Editorial Comment: Govt commitment to austerity welcome

The decision to suspend purchase of condition-of-service vehicles for ministers announced on Friday should leave no doubt about Government’s commitment to implementing austerity measures. Finance and Economic Development Minister Professor Mthuli Ncube announced the cost-cutting move as an addition to other measures Government has already taken to contain spending to reduce the budget deficit.

It is everyone’s duty to complement Government’s efforts to ensure the austerity measures being undertaken to contain the budget deficit are successful. The latest move on ministers’ vehicles is in line with Prof Ncube’s 2019 National Budget announced in November, which he titled “Austerity for Prosperity”.

Since the National Budget announcement, we have seen Government doing away with unnecessary spending on luxuries that can wait for another day.

The salaries of the President, his deputies, ministers and senior Government officials have been cut by at least five percent and there are plans to reduce the size of foreign embassies. Foreign trips have been heavily curtailed and delegations targeted for maximum impact.

Well-meaning Zimbabweans must have applauded Prof Ncube when he announced the new measure concerning the suspension of purchase of the service vehicles for the ministers.

The message should be very clear to everyone — when Government talks about tightening the belt, it means business and leading by example.

By accepting to stay the delivering of their service vehicles, the ministers have also shown that they are in sync with the vision being expounded by President Mnangagwa — that we must all postpone expenditures where cuts can be made.

Cutting expenditure is one of the measures to deal with a public sector debt. Budget deficits are known to increase the public sector debt, thereby affecting the national debt as a percentage of the Gross Domestic Product.

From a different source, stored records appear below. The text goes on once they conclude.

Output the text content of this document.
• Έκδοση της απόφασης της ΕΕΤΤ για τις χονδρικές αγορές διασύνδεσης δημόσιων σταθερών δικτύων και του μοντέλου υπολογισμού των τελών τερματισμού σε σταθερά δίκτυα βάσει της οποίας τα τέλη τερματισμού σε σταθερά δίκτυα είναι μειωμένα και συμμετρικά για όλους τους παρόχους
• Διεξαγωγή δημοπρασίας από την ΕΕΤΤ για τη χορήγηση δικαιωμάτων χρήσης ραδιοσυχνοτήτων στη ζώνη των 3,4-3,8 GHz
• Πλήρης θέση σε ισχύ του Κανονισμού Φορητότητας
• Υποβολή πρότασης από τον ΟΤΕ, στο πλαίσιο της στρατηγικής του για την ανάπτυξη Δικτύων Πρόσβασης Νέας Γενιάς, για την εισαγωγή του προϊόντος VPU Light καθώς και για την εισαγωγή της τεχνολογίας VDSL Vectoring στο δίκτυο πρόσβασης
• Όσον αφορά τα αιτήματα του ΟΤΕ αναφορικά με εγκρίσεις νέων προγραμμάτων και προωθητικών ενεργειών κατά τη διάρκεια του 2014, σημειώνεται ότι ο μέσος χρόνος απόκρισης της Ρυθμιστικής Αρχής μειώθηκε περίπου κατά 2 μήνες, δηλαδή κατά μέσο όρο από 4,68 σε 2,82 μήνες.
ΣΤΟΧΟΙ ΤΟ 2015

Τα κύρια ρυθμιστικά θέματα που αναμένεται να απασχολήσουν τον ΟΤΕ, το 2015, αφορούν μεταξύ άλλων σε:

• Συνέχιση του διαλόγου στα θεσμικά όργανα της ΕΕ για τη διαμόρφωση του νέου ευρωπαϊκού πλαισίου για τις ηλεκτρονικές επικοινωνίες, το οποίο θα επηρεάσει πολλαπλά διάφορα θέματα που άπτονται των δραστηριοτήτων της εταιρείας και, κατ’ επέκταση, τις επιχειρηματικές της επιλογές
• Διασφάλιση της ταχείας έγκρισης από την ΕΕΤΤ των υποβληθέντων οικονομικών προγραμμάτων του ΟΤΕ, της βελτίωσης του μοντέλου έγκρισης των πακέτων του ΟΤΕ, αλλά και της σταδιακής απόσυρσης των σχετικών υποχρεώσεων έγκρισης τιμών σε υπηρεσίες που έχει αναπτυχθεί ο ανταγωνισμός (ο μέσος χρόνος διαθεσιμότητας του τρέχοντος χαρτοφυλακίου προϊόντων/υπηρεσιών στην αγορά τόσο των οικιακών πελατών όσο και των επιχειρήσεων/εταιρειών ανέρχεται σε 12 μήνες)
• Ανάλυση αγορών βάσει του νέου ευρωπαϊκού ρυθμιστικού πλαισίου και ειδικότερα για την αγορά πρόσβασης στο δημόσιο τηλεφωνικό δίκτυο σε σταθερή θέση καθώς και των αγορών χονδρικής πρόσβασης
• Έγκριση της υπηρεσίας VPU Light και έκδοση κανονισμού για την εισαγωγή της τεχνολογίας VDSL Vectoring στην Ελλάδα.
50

The austerity measures being undertaken should ensure that Government spends within its budget.

It has been a major concern of creditors that Zimbabwe does not have the capacity to repay its debts, and this has been mainly caused by Government’s failure to live within its means.

When a country has a high budget deficit, its risk also increases, and development partners start to lose confidence. No investor wants to bring their money in a country that faces a huge budget deficit. Eliminating the budget deficit means Government can invest its revenues in social services.

Prof Ncube is spot on when he takes such measures which decrease spending by cutting out non-essentials or doing away with other expenses for now.

The consequences of doing that are always in favour of increased economic growth, and that is why this noble exercise should be supported by everyone, including those in the opposition.

Zanu-PF Members of Parliament recently announced that they would not take delivery of their luxury vehicles, telling Prof Ncube to direct the funds to pressing issues such as hospital drugs and fuel.

The reaction from the MDC-Alliance and other opposition parties was cynical, that Zanu-PF was playing to the gallery, exposing them for lack of appreciation of what austerity means.

Those who do not support the austerity measures being undertaken by Government are obviously not looking at the long-term prosperity of Zimbabwe.

For instance, ministers’ vehicles gobble a substantial sum, considering that Cabinet ministers are usually given an executive car and two off-road vehicles as part of their condition of service. Deputy ministers are entitled to an executive car and one off-roader.

The bill becomes considerable when the 21 Cabinet ministers, 14 deputy ministers and nine Ministers of State are considered for the vehicles.

The announcement by Minister Ncube should also help civil servants in their negotiations over salaries with Government, to ensure that their demands do not undermine the overall national effort to contain the budget deficit. The message is that we are in this together; we sink or swim together. We all must make a sacrifice for the long-term good.